I think of a young woman I met early in residency – a recent immigrant from Ghana with refractory epilepsy. Her seizures had left her injured, unable to drive or work, and had traumatized both her and her family. She was referred to the epilepsy clinic, where, after months of monitoring, SPECT scans, and carefully placed depth electrodes, her seizures were traced to a tiny region of insular cortex. After surgical resection, she has been seizure-free ever since. I think of patients with advanced Parkinson’s disease, so debilitated by tremor they can’t feed themselves – until they undergo deep brain stimulation and watch their tremor vanish in real time. I think of a patient with myasthenia gravis who spent months in the ICU and now competes in powerlifting, deadlifting over 600 pounds. Or, of the 50-year-old man I saw recently on an overnight stroke call who was profoundly aphasic and hemiplegic from a left MCA stroke. Twelve hours after thrombolysis and mechanical thrombectomy, he hugged his daughter and told her he loved her. These aren’t rare stories in neurology – they’re daily victories.

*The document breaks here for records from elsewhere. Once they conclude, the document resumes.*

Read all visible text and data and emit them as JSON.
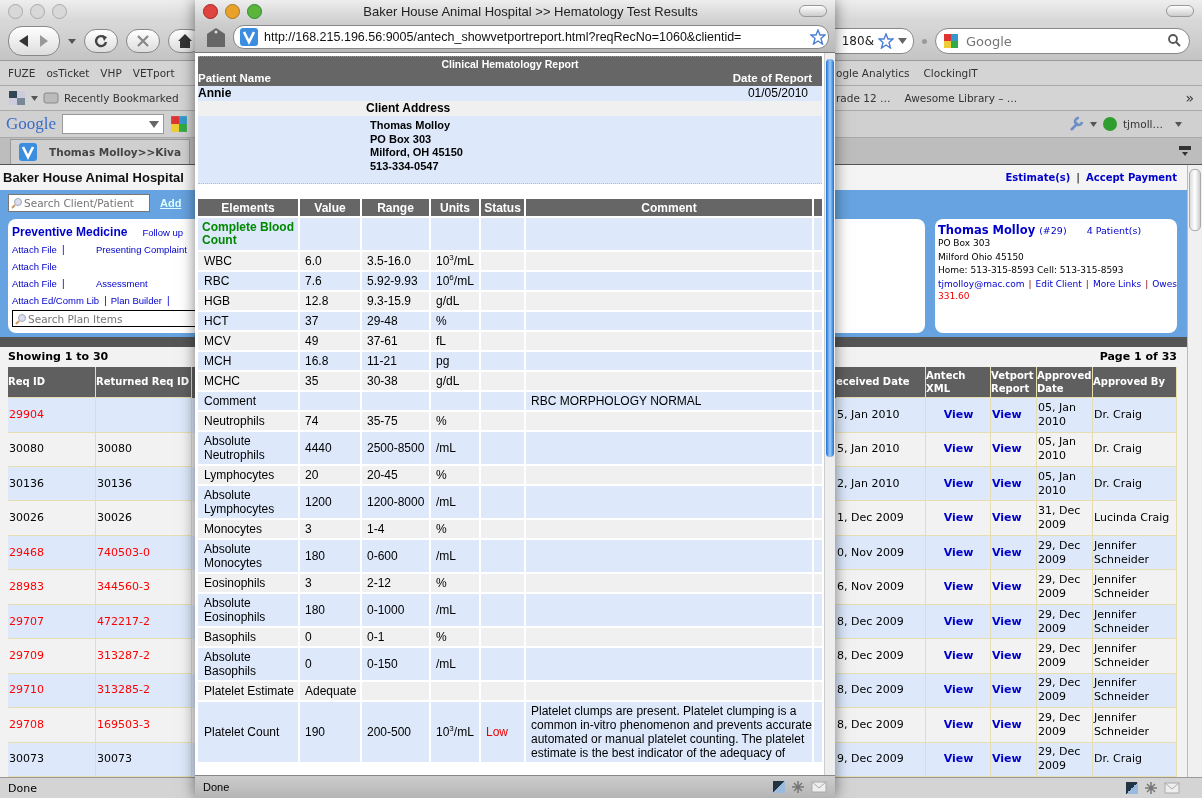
{
  "browser": {
    "nav": {
      "url_fragment": "180&",
      "search_placeholder": "Google"
    },
    "bookmarks": [
      "FUZE",
      "osTicket",
      "VHP",
      "VETport"
    ],
    "bookmarks_right": [
      "ogle Analytics",
      "ClockingIT"
    ],
    "bookmarks_2": [
      "Recently Bookmarked"
    ],
    "bookmarks_2_right": [
      "rade 12 …",
      "Awesome Library – …"
    ],
    "bookmarks_2_overflow": "»",
    "google_bar": {
      "logo": "Google",
      "user": "tjmoll…"
    },
    "tab": {
      "title": "Thomas Molloy>>Kiva"
    },
    "status": "Done"
  },
  "page": {
    "title": "Baker House Animal Hospital",
    "header_links": [
      {
        "label": "Estimate(s)",
        "separator": "|"
      },
      {
        "label": "Accept Payment"
      }
    ],
    "search_placeholder": "Search Client/Patient",
    "add_link": "Add",
    "plan_panel": {
      "title": "Preventive Medicine",
      "follow_up": "Follow up",
      "rows": [
        [
          {
            "label": "Attach File",
            "separator": "|"
          },
          {
            "label": "Presenting Complaint"
          }
        ],
        [
          {
            "label": "Attach File"
          }
        ],
        [
          {
            "label": "Attach File",
            "separator": "|"
          },
          {
            "label": "Assessment"
          }
        ],
        [
          {
            "label": "Attach Ed/Comm Lib",
            "separator": "|"
          },
          {
            "label": "Plan Builder",
            "separator": "|"
          }
        ]
      ],
      "search_placeholder": "Search Plan Items"
    },
    "client_card": {
      "name": "Thomas Molloy",
      "number": "(#29)",
      "patients": "4 Patient(s)",
      "lines": [
        "PO Box 303",
        "Milford Ohio 45150",
        "Home: 513-315-8593 Cell: 513-315-8593"
      ],
      "links": [
        {
          "label": "tjmolloy@mac.com",
          "separator": "|"
        },
        {
          "label": "Edit Client",
          "separator": "|"
        },
        {
          "label": "More Links",
          "separator": "|"
        },
        {
          "label": "Owes"
        }
      ],
      "owes_amount": "331.60"
    },
    "table": {
      "showing": "Showing 1 to 30",
      "pager": "Page 1 of 33",
      "columns": [
        "Req ID",
        "Returned Req ID",
        "eceived Date",
        "Antech XML",
        "Vetport Report",
        "Approved Date",
        "Approved By"
      ],
      "rows": [
        {
          "req_id": "29904",
          "returned_id": "",
          "received": "5, Jan 2010",
          "xml": "View",
          "report": "View",
          "approved_date": "05, Jan 2010",
          "approved_by": "Dr. Craig",
          "color": "#ff0000"
        },
        {
          "req_id": "30080",
          "returned_id": "30080",
          "received": "5, Jan 2010",
          "xml": "View",
          "report": "View",
          "approved_date": "05, Jan 2010",
          "approved_by": "Dr. Craig",
          "color": "#000000"
        },
        {
          "req_id": "30136",
          "returned_id": "30136",
          "received": "2, Jan 2010",
          "xml": "View",
          "report": "View",
          "approved_date": "05, Jan 2010",
          "approved_by": "Dr. Craig",
          "color": "#000000"
        },
        {
          "req_id": "30026",
          "returned_id": "30026",
          "received": "1, Dec 2009",
          "xml": "View",
          "report": "View",
          "approved_date": "31, Dec 2009",
          "approved_by": "Lucinda Craig",
          "color": "#000000"
        },
        {
          "req_id": "29468",
          "returned_id": "740503-0",
          "received": "0, Nov 2009",
          "xml": "View",
          "report": "View",
          "approved_date": "29, Dec 2009",
          "approved_by": "Jennifer Schneider",
          "color": "#ff0000"
        },
        {
          "req_id": "28983",
          "returned_id": "344560-3",
          "received": "6, Nov 2009",
          "xml": "View",
          "report": "View",
          "approved_date": "29, Dec 2009",
          "approved_by": "Jennifer Schneider",
          "color": "#ff0000"
        },
        {
          "req_id": "29707",
          "returned_id": "472217-2",
          "received": "8, Dec 2009",
          "xml": "View",
          "report": "View",
          "approved_date": "29, Dec 2009",
          "approved_by": "Jennifer Schneider",
          "color": "#ff0000"
        },
        {
          "req_id": "29709",
          "returned_id": "313287-2",
          "received": "8, Dec 2009",
          "xml": "View",
          "report": "View",
          "approved_date": "29, Dec 2009",
          "approved_by": "Jennifer Schneider",
          "color": "#ff0000"
        },
        {
          "req_id": "29710",
          "returned_id": "313285-2",
          "received": "8, Dec 2009",
          "xml": "View",
          "report": "View",
          "approved_date": "29, Dec 2009",
          "approved_by": "Jennifer Schneider",
          "color": "#ff0000"
        },
        {
          "req_id": "29708",
          "returned_id": "169503-3",
          "received": "8, Dec 2009",
          "xml": "View",
          "report": "View",
          "approved_date": "29, Dec 2009",
          "approved_by": "Jennifer Schneider",
          "color": "#ff0000"
        },
        {
          "req_id": "30073",
          "returned_id": "30073",
          "received": "9, Dec 2009",
          "xml": "View",
          "report": "View",
          "approved_date": "29, Dec 2009",
          "approved_by": "Dr. Craig",
          "color": "#000000"
        }
      ]
    }
  },
  "popup": {
    "title": "Baker House Animal Hospital >> Hematology Test Results",
    "url": "http://168.215.196.56:9005/antech_showvetportreport.html?reqRecNo=1060&clientid=",
    "report": {
      "title": "Clinical Hematology Report",
      "patient_label": "Patient Name",
      "date_label": "Date of Report",
      "patient": "Annie",
      "date": "01/05/2010",
      "address_label": "Client Address",
      "address": [
        "Thomas Molloy",
        "PO Box 303",
        "Milford, OH 45150",
        "513-334-0547"
      ]
    },
    "columns": [
      "Elements",
      "Value",
      "Range",
      "Units",
      "Status",
      "Comment"
    ],
    "rows": [
      {
        "kind": "section",
        "element": "Complete Blood Count"
      },
      {
        "kind": "result",
        "element": "WBC",
        "value": "6.0",
        "range": "3.5-16.0",
        "units": "10$^{3}$/mL"
      },
      {
        "kind": "result",
        "element": "RBC",
        "value": "7.6",
        "range": "5.92-9.93",
        "units": "10$^{6}$/mL"
      },
      {
        "kind": "result",
        "element": "HGB",
        "value": "12.8",
        "range": "9.3-15.9",
        "units": "g/dL"
      },
      {
        "kind": "result",
        "element": "HCT",
        "value": "37",
        "range": "29-48",
        "units": "%"
      },
      {
        "kind": "result",
        "element": "MCV",
        "value": "49",
        "range": "37-61",
        "units": "fL"
      },
      {
        "kind": "result",
        "element": "MCH",
        "value": "16.8",
        "range": "11-21",
        "units": "pg"
      },
      {
        "kind": "result",
        "element": "MCHC",
        "value": "35",
        "range": "30-38",
        "units": "g/dL"
      },
      {
        "kind": "result",
        "element": "Comment",
        "comment": "RBC MORPHOLOGY NORMAL"
      },
      {
        "kind": "result",
        "element": "Neutrophils",
        "value": "74",
        "range": "35-75",
        "units": "%"
      },
      {
        "kind": "result",
        "element": "Absolute Neutrophils",
        "value": "4440",
        "range": "2500-8500",
        "units": "/mL"
      },
      {
        "kind": "result",
        "element": "Lymphocytes",
        "value": "20",
        "range": "20-45",
        "units": "%"
      },
      {
        "kind": "result",
        "element": "Absolute Lymphocytes",
        "value": "1200",
        "range": "1200-8000",
        "units": "/mL"
      },
      {
        "kind": "result",
        "element": "Monocytes",
        "value": "3",
        "range": "1-4",
        "units": "%"
      },
      {
        "kind": "result",
        "element": "Absolute Monocytes",
        "value": "180",
        "range": "0-600",
        "units": "/mL"
      },
      {
        "kind": "result",
        "element": "Eosinophils",
        "value": "3",
        "range": "2-12",
        "units": "%"
      },
      {
        "kind": "result",
        "element": "Absolute Eosinophils",
        "value": "180",
        "range": "0-1000",
        "units": "/mL"
      },
      {
        "kind": "result",
        "element": "Basophils",
        "value": "0",
        "range": "0-1",
        "units": "%"
      },
      {
        "kind": "result",
        "element": "Absolute Basophils",
        "value": "0",
        "range": "0-150",
        "units": "/mL"
      },
      {
        "kind": "result",
        "element": "Platelet Estimate",
        "value": "Adequate"
      },
      {
        "kind": "result",
        "element": "Platelet Count",
        "value": "190",
        "range": "200-500",
        "units": "10$^{3}$/mL",
        "status": "Low",
        "comment": "Platelet clumps are present. Platelet clumping is a common in-vitro phenomenon and prevents accurate automated or manual platelet counting. The platelet estimate is the best indicator of the adequacy of"
      }
    ],
    "status": "Done"
  }
}
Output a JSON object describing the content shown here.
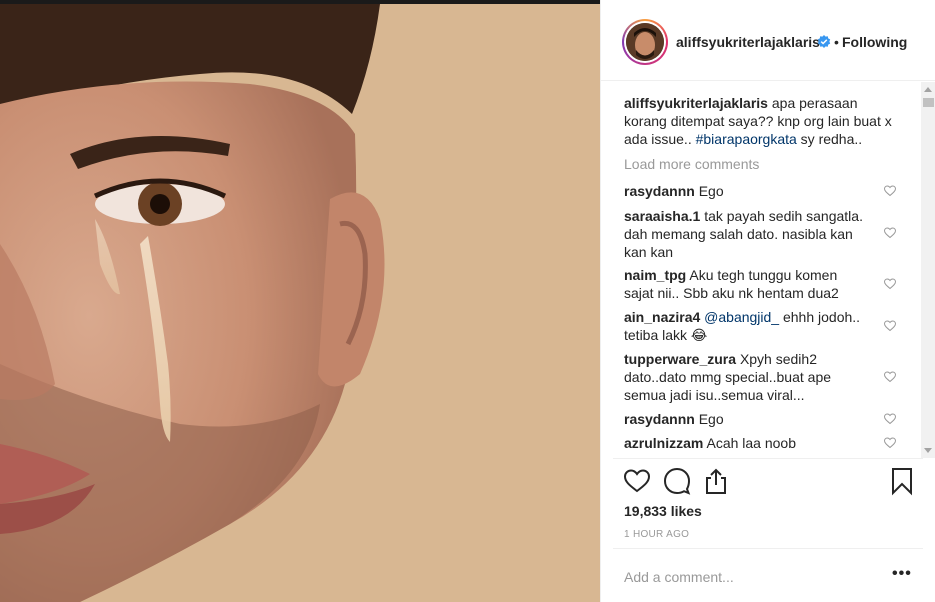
{
  "post": {
    "username": "aliffsyukriterlajaklaris",
    "follow_status": "Following",
    "separator": "•",
    "caption": {
      "username": "aliffsyukriterlajaklaris",
      "text_before": " apa perasaan korang ditempat saya?? knp org lain buat x ada issue.. ",
      "hashtag": "#biarapaorgkata",
      "text_after": " sy redha.."
    },
    "load_more": "Load more comments",
    "comments": [
      {
        "user": "rasydannn",
        "text": "Ego"
      },
      {
        "user": "saraaisha.1",
        "text": "tak payah sedih sangatla. dah memang salah dato. nasibla kan kan kan"
      },
      {
        "user": "naim_tpg",
        "text": "Aku tegh tunggu komen sajat nii.. Sbb aku nk hentam dua2"
      },
      {
        "user": "ain_nazira4",
        "mention": "@abangjid_",
        "text": " ehhh jodoh.. tetiba lakk 😂"
      },
      {
        "user": "tupperware_zura",
        "text": "Xpyh sedih2 dato..dato mmg special..buat ape semua jadi isu..semua viral..."
      },
      {
        "user": "rasydannn",
        "text": "Ego"
      },
      {
        "user": "azrulnizzam",
        "text": "Acah laa noob"
      }
    ],
    "likes": "19,833 likes",
    "time_ago": "1 HOUR AGO",
    "add_comment_placeholder": "Add a comment...",
    "more_options": "•••"
  },
  "icons": {
    "verified": "verified-badge-icon",
    "like": "heart-outline-icon",
    "comment": "comment-bubble-icon",
    "share": "share-upload-icon",
    "save": "bookmark-icon",
    "comment_like": "small-heart-icon"
  },
  "colors": {
    "verified_blue": "#3897f0",
    "link_blue": "#003569",
    "muted_gray": "#999999",
    "text": "#262626"
  }
}
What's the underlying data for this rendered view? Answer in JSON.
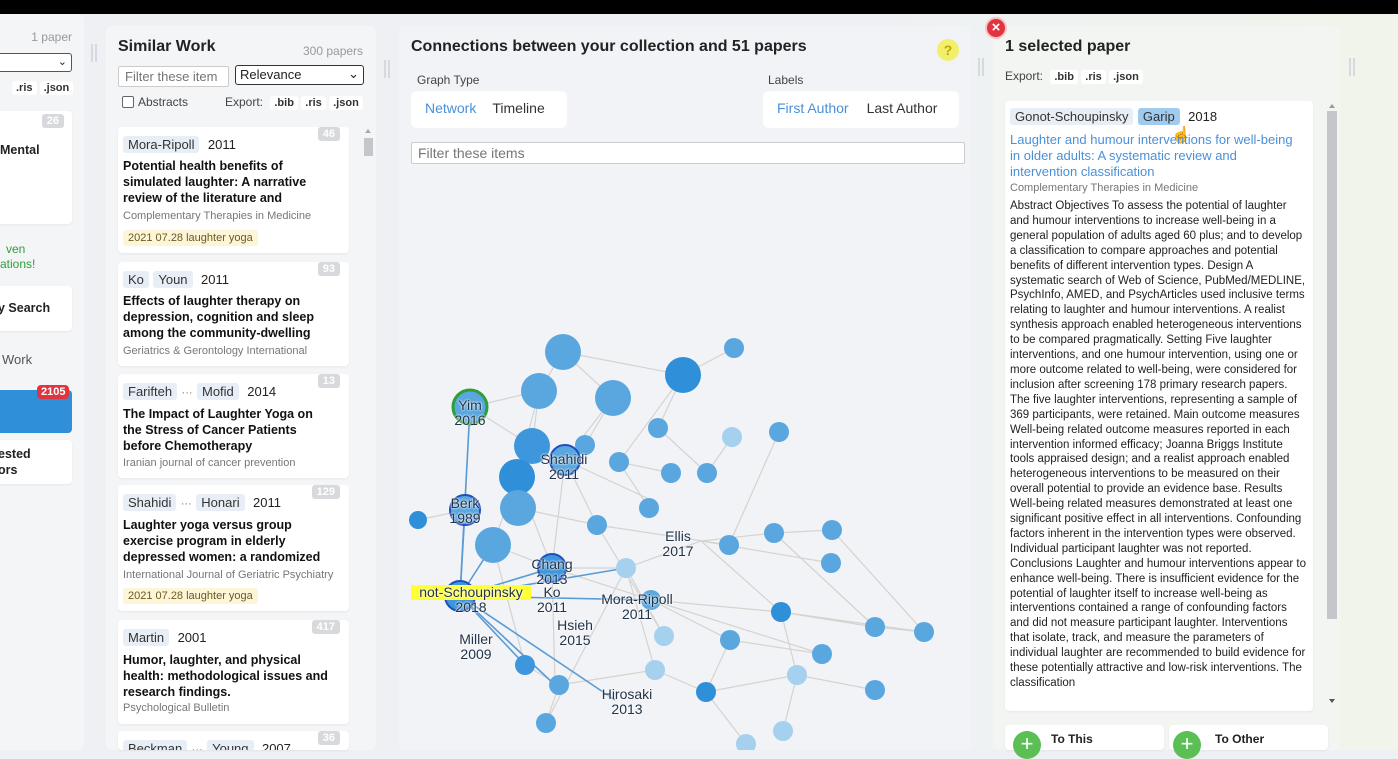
{
  "left": {
    "paper_count": "1 paper",
    "export_ris": ".ris",
    "export_json": ".json",
    "badge_26": "26",
    "card1_text": "Mental",
    "notice_line1": "ven",
    "notice_line2": "ations!",
    "search_label": "y Search",
    "work_label": "Work",
    "badge_2105": "2105",
    "suggested_line1": "ested",
    "suggested_line2": "ors"
  },
  "similar": {
    "title": "Similar Work",
    "count": "300 papers",
    "filter_placeholder": "Filter these item",
    "sort_selected": "Relevance",
    "abstracts_label": "Abstracts",
    "export_label": "Export:",
    "bib": ".bib",
    "ris": ".ris",
    "json": ".json",
    "papers": [
      {
        "authors": [
          "Mora-Ripoll"
        ],
        "year": "2011",
        "count": "46",
        "title": "Potential health benefits of simulated laughter: A narrative review of the literature and",
        "journal": "Complementary Therapies in Medicine",
        "tag": "2021 07.28 laughter yoga"
      },
      {
        "authors": [
          "Ko",
          "Youn"
        ],
        "year": "2011",
        "count": "93",
        "title": "Effects of laughter therapy on depression, cognition and sleep among the community-dwelling",
        "journal": "Geriatrics & Gerontology International",
        "tag": ""
      },
      {
        "authors": [
          "Farifteh",
          "···",
          "Mofid"
        ],
        "year": "2014",
        "count": "13",
        "title": "The Impact of Laughter Yoga on the Stress of Cancer Patients before Chemotherapy",
        "journal": "Iranian journal of cancer prevention",
        "tag": ""
      },
      {
        "authors": [
          "Shahidi",
          "···",
          "Honari"
        ],
        "year": "2011",
        "count": "129",
        "title": "Laughter yoga versus group exercise program in elderly depressed women: a randomized",
        "journal": "International Journal of Geriatric Psychiatry",
        "tag": "2021 07.28 laughter yoga"
      },
      {
        "authors": [
          "Martin"
        ],
        "year": "2001",
        "count": "417",
        "title": "Humor, laughter, and physical health: methodological issues and research findings.",
        "journal": "Psychological Bulletin",
        "tag": ""
      },
      {
        "authors": [
          "Beckman",
          "···",
          "Young"
        ],
        "year": "2007",
        "count": "36",
        "title": "",
        "journal": "",
        "tag": ""
      }
    ]
  },
  "graph": {
    "title": "Connections between your collection and 51 papers",
    "help_icon": "?",
    "graph_type_label": "Graph Type",
    "network_tab": "Network",
    "timeline_tab": "Timeline",
    "labels_label": "Labels",
    "first_author_tab": "First Author",
    "last_author_tab": "Last Author",
    "filter_placeholder": "Filter these items",
    "node_labels": [
      {
        "name": "Yim",
        "year": "2016"
      },
      {
        "name": "Shahidi",
        "year": "2011"
      },
      {
        "name": "Berk",
        "year": "1989"
      },
      {
        "name": "Ellis",
        "year": "2017"
      },
      {
        "name": "Chang",
        "year": "2013"
      },
      {
        "name": "not-Schoupinsky",
        "year": "2018"
      },
      {
        "name": "Ko",
        "year": "2011"
      },
      {
        "name": "Mora-Ripoll",
        "year": "2011"
      },
      {
        "name": "Hsieh",
        "year": "2015"
      },
      {
        "name": "Miller",
        "year": "2009"
      },
      {
        "name": "Hirosaki",
        "year": "2013"
      }
    ]
  },
  "selected": {
    "title": "1 selected paper",
    "export_label": "Export:",
    "bib": ".bib",
    "ris": ".ris",
    "json": ".json",
    "author1": "Gonot-Schoupinsky",
    "author2": "Garip",
    "year": "2018",
    "paper_title": "Laughter and humour interventions for well-being in older adults: A systematic review and intervention classification",
    "journal": "Complementary Therapies in Medicine",
    "abstract": "Abstract Objectives To assess the potential of laughter and humour interventions to increase well-being in a general population of adults aged 60 plus; and to develop a classification to compare approaches and potential benefits of different intervention types. Design A systematic search of Web of Science, PubMed/MEDLINE, PsychInfo, AMED, and PsychArticles used inclusive terms relating to laughter and humour interventions. A realist synthesis approach enabled heterogeneous interventions to be compared pragmatically. Setting Five laughter interventions, and one humour intervention, using one or more outcome related to well-being, were considered for inclusion after screening 178 primary research papers. The five laughter interventions, representing a sample of 369 participants, were retained. Main outcome measures Well-being related outcome measures reported in each intervention informed efficacy; Joanna Briggs Institute tools appraised design; and a realist approach enabled heterogeneous interventions to be measured on their overall potential to provide an evidence base. Results Well-being related measures demonstrated at least one significant positive effect in all interventions. Confounding factors inherent in the intervention types were observed. Individual participant laughter was not reported. Conclusions Laughter and humour interventions appear to enhance well-being. There is insufficient evidence for the potential of laughter itself to increase well-being as interventions contained a range of confounding factors and did not measure participant laughter. Interventions that isolate, track, and measure the parameters of individual laughter are recommended to build evidence for these potentially attractive and low-risk interventions. The classification",
    "to_this": "To This",
    "to_other": "To Other"
  },
  "colors": {
    "accent": "#4a90d9",
    "node": "#5aa7e0",
    "node_dark": "#2f8fd8",
    "highlight": "#ffff33",
    "badge_red": "#e0353f",
    "green": "#2e9e3a"
  }
}
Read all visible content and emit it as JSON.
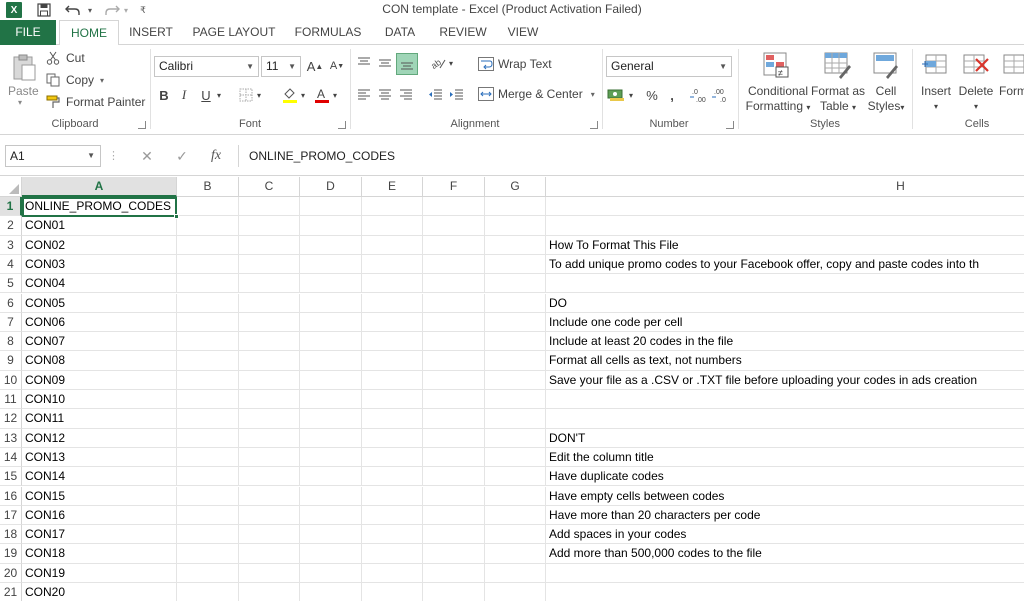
{
  "window": {
    "title": "CON template - Excel (Product Activation Failed)",
    "logo_text": "X"
  },
  "tabs": [
    "FILE",
    "HOME",
    "INSERT",
    "PAGE LAYOUT",
    "FORMULAS",
    "DATA",
    "REVIEW",
    "VIEW"
  ],
  "ribbon": {
    "clipboard": {
      "paste": "Paste",
      "cut": "Cut",
      "copy": "Copy",
      "format_painter": "Format Painter",
      "label": "Clipboard"
    },
    "font": {
      "name": "Calibri",
      "size": "11",
      "grow": "A",
      "shrink": "A",
      "bold": "B",
      "italic": "I",
      "underline": "U",
      "label": "Font"
    },
    "alignment": {
      "wrap_text": "Wrap Text",
      "merge_center": "Merge & Center",
      "label": "Alignment"
    },
    "number": {
      "format": "General",
      "percent": "%",
      "comma": ",",
      "label": "Number"
    },
    "styles": {
      "conditional_line1": "Conditional",
      "conditional_line2": "Formatting",
      "format_table_line1": "Format as",
      "format_table_line2": "Table",
      "cell_styles_line1": "Cell",
      "cell_styles_line2": "Styles",
      "label": "Styles"
    },
    "cells": {
      "insert": "Insert",
      "delete": "Delete",
      "format": "Form",
      "label": "Cells"
    }
  },
  "formula_bar": {
    "name_box": "A1",
    "fx": "fx",
    "content": "ONLINE_PROMO_CODES"
  },
  "columns": [
    "A",
    "B",
    "C",
    "D",
    "E",
    "F",
    "G",
    "H"
  ],
  "rows": [
    "1",
    "2",
    "3",
    "4",
    "5",
    "6",
    "7",
    "8",
    "9",
    "10",
    "11",
    "12",
    "13",
    "14",
    "15",
    "16",
    "17",
    "18",
    "19",
    "20",
    "21"
  ],
  "col_a": [
    "ONLINE_PROMO_CODES",
    "CON01",
    "CON02",
    "CON03",
    "CON04",
    "CON05",
    "CON06",
    "CON07",
    "CON08",
    "CON09",
    "CON10",
    "CON11",
    "CON12",
    "CON13",
    "CON14",
    "CON15",
    "CON16",
    "CON17",
    "CON18",
    "CON19",
    "CON20"
  ],
  "col_h": [
    "",
    "",
    "How To Format This File",
    "To add unique promo codes to your Facebook offer, copy and paste codes into th",
    "",
    "DO",
    "Include one code per cell",
    "Include at least 20 codes in the file",
    "Format all cells as text, not numbers",
    "Save your file as a .CSV or .TXT file before uploading your codes in ads creation",
    "",
    "",
    "DON'T",
    "Edit the column title",
    "Have duplicate codes",
    "Have empty cells between codes",
    "Have more than 20 characters per code",
    "Add spaces in your codes",
    "Add more than 500,000 codes to the file",
    "",
    ""
  ],
  "colors": {
    "accent": "#217346",
    "grid_line": "#e4e4e4",
    "header_border": "#d5d5d5"
  }
}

Patients with debilitating chronic migraine are finding relief with CGRP monoclonal antibodies, and those with aggressive multiple sclerosis may never relapse again thanks to novel B-cell–depleting therapies. Neurology today is every bit as interventional as it is diagnostic.
Later in our day on service, we check in with an inpatient admitted with status migrainosus. From behind her sunglasses, she hesitantly agrees to a set of nerve blocks – greater and lesser occipital, supraorbital, supratrochlear. After that, we check off a few lumbar punctures, and send CSF for advanced diagnostics. This is a perfect opportunity to address another myth: neurology isn’t procedural. In fact, neurology is as hands-on as you want it to be. Neurologists perform lumbar punctures, EMGs, EEGs, Botox injections, nerve blocks, DBS programming, and intrathecal injections, amongst other things. Neurocritical care neurologists intubate, insert central lines, and help manage ICP monitors. Whether you’re drawn to acute, ICU-level care or a more outpatient-focused practice, neurology offers a wide scope of procedural opportunities across diverse practice settings.
As the day winds down and we finish our consults, complete our procedures, and sign our notes, there’s often a little time to exhale. Our residency program and the Department of Clinical Neurosciences prioritize wellness, and on off-take days, we sometimes head home a bit earlier. As a new dad to a five-month-old, I treasure those extra hours, especially when I get home with time to spare before he goes to bed. While residency is undeniably demanding, we neurology residents have the time and flexibility to enjoy our families, hobbies, and lives outside of medicine.
Returning to inpatient neurology always reminds me why I chose this specialty. I’m energized by the teamwork, the diagnostic challenge, the opportunity to teach and learn, and most of all, by the moments when we help patients get back to the lives they love. Residency has its tough days, but I’ve never once wished I was doing anything else.